E agora eu estou nessa onda feliz (ou estava...), passei um ano complicadinho, mas tenho recebido muitas coisas boas. Até que, hum...até que...sabe, eu odeio câncer (não há quem goste). Odeio essa doença com todas as fibras do meu ser. Odeio, tenho raiva e queria exterminar todas as células "mutantes" que teimosamente insistem em roubar a paz e a vida das pessoa e bichinhos. Ninguém deveria ter isso. Nem criança, nem adulto, nem velhinho, nem bichinho, nem ninguém. Eu odeio o câncer!!! Principalmente porquê ele se impõe de um jeito arrogante e rouba a minha felicidade. Tenho raiva de quem rouba a minha felicidade! Daí que no meio dessa onda feliz, recebo a notícia que um amigo que havia entrado em remissão um tempinho atrás, vai voltar a brigar contra o câncer. Outra cirurgia mais quimio...que raiva! Porque o câncer não aceitou que perdeu da primeira vez e foi embora de vez? Saco, saco, saco! E eu aqui, longe! Tá, nesse caso, as chances dele vencer mais uma vez são imensas (e isso me acalma), mas né...e pra roubar minha felicidade ainda mais, minha cachorrinha morreu de câncer. Eu recebi a  notícia e chorei, chorei, chorei. Chorei sozinha....só de pensar que quando eu for visitar minha mãe, ela não estará me esperando, doida alucinada por carinho, chorando de saudade. Do diagnóstico até a morte foi menos de 1 ano (e eu estava lá no Brasil na época). Fiquei com o coração tão apertado, muito ruim.(se você não tem/teve um bichinho talvez não entenda essa dor, mas é real e dói muito mesmo). Fiquei lembrando dela atrás de mim quando eu estava triste ou d'eu colocando ela no sofá (escondida de minha mãe) pra assistirmos tv juntas e da cara de vergonha dela quando fazia algo errado. Eu acho que agora ela está no céu de cachorro, boazinha e feliz. Rezei pra vovó Júlia passar lá no céu de cachorro e fazer um carinho na gordinha mais maravilhosa desse mundo! Tchau Bri, see you later, alligator! E aí, quando voltei do trabalho, uma moça estava andando com sua cachorrinha e a sujeitinha largou a dona e veio se engraçar comigo...ai que saudade!

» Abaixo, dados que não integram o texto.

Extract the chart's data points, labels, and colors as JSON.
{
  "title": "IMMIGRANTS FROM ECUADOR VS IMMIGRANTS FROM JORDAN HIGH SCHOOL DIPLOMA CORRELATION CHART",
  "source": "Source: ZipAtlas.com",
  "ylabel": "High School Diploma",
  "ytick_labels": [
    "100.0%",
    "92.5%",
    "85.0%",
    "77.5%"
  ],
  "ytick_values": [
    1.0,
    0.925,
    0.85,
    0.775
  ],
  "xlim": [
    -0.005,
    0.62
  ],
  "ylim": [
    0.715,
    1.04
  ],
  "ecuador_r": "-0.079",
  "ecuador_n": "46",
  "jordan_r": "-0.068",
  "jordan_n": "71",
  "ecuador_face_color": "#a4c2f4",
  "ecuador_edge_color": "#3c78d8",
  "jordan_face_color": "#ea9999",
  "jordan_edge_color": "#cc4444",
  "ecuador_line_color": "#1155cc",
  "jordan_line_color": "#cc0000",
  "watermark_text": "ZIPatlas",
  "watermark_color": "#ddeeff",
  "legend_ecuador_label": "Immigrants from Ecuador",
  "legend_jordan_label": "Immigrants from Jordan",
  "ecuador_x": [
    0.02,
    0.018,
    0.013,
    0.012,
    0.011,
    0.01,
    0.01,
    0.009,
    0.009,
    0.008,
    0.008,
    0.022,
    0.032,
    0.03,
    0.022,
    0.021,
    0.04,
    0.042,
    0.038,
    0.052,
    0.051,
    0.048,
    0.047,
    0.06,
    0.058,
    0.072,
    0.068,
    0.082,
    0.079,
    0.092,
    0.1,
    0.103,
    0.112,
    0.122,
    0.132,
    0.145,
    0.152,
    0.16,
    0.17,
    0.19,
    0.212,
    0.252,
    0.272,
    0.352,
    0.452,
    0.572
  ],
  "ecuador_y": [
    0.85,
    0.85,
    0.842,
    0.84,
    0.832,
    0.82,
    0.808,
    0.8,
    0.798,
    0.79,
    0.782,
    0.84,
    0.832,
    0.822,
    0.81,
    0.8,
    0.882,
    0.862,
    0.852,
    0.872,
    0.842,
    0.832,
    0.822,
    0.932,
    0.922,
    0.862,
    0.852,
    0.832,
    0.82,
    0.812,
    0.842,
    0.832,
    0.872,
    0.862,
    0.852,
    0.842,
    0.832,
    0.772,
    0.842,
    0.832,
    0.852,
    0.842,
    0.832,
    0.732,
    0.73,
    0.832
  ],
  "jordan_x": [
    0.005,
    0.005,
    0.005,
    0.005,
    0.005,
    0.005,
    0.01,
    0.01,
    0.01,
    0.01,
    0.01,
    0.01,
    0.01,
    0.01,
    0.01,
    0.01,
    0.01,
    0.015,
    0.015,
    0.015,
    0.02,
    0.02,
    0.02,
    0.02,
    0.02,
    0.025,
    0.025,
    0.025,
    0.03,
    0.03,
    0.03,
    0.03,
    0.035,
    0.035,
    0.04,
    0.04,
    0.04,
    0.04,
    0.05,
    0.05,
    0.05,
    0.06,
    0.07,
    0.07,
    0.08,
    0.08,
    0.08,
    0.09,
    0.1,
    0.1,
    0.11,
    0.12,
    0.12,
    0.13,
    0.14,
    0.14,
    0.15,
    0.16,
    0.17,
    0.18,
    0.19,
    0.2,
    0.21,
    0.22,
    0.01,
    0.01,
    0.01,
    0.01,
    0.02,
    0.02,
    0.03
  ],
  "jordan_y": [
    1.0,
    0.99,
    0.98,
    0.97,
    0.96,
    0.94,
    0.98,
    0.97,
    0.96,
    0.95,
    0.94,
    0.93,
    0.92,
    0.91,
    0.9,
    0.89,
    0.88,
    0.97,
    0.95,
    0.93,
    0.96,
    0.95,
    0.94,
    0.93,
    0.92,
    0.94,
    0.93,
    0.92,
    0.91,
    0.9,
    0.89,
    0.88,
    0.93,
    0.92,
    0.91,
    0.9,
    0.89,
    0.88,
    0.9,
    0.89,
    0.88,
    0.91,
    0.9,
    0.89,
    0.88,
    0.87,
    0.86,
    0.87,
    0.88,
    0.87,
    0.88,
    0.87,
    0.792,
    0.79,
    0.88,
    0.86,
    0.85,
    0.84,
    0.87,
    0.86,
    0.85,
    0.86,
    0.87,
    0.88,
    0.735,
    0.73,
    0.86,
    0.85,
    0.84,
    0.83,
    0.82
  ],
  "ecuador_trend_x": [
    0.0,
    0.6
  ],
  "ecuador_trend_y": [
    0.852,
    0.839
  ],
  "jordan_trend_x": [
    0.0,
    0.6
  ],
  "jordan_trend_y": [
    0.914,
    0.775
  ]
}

Ps: Mãe, lembrei da música do "quá-quá", daquelas fitas educativas que via quando era pequena, lembra? "eu vejo meu quá-quá de noite quando vou orar, ele brinca lá no céu,um dia com ele vou ficar. Até me parecia que ele me amava tanto que sabia o que eu  dizia, "quá-quá", se triste eu estava ele sempre me alegrava com um "quá"."